Every year two swans that live near us have cygnets. They are very much metropolitan birds, and previously when they took the new little ones for an outing they kept very close to the bank, to avoid the trip boats, rowers, yachts and general river business. This year the cygnets were born in April, and because of the virus rules banning rowing and sailing and motorboats, the river is completely unused by human beings. Today I watched the four little fluffy adventurers taking off from the adults and playing in the middle of the river, ignoring their angry parents who were trying to herd them to the side. Like all kids when told not to do something they deem unreasonable, the cygnets were squeaking: ‘Why?’ I watched this charade for about half an hour, something I would never have done BC. It gave me great pleasure. I will watch the cygnets’ development with trepidation. They seldom all survive, and whereas before I only vaguely cared, this time I feel a special new bond with them. If I am not careful it will become an antirrhinum situation. I am new to this naturalist stuff. I am apt to humanise animals and flowers – anthropomorphising, it is called. This is frowned upon by proper country folk. Which is why they can happily kill birds, and foxes, and deer, and cut down forests.

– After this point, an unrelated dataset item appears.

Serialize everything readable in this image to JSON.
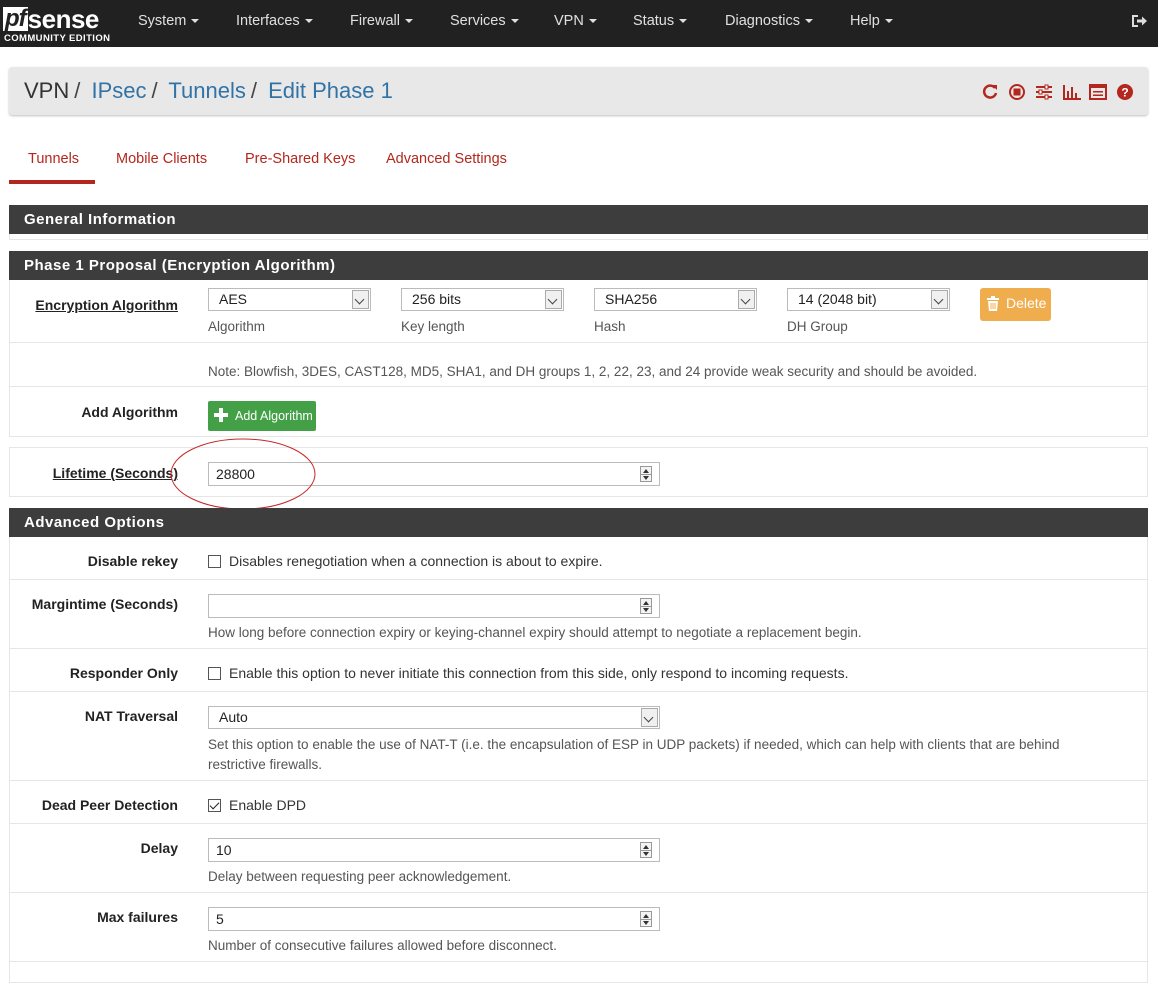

My ornithological discoveries have not been limited to swans. I have not encouraged birds to visit my balcony, as they seem to think of it as a lavatory, but now I am desperate for company of any sort. Two wood pigeons (I looked it up – they have white splodges on their necks) have taken to sitting on my balcony railings. They adore one another, billing and cooing and nuzzling their heads together. I am very jealous. I am touched to see that today they are perched with their bums over the river, after I told them off yesterday for making a mess. I’m slightly less friendly now, as I read that they carry a disease that is very dangerous to old people. Everyone is out to get us.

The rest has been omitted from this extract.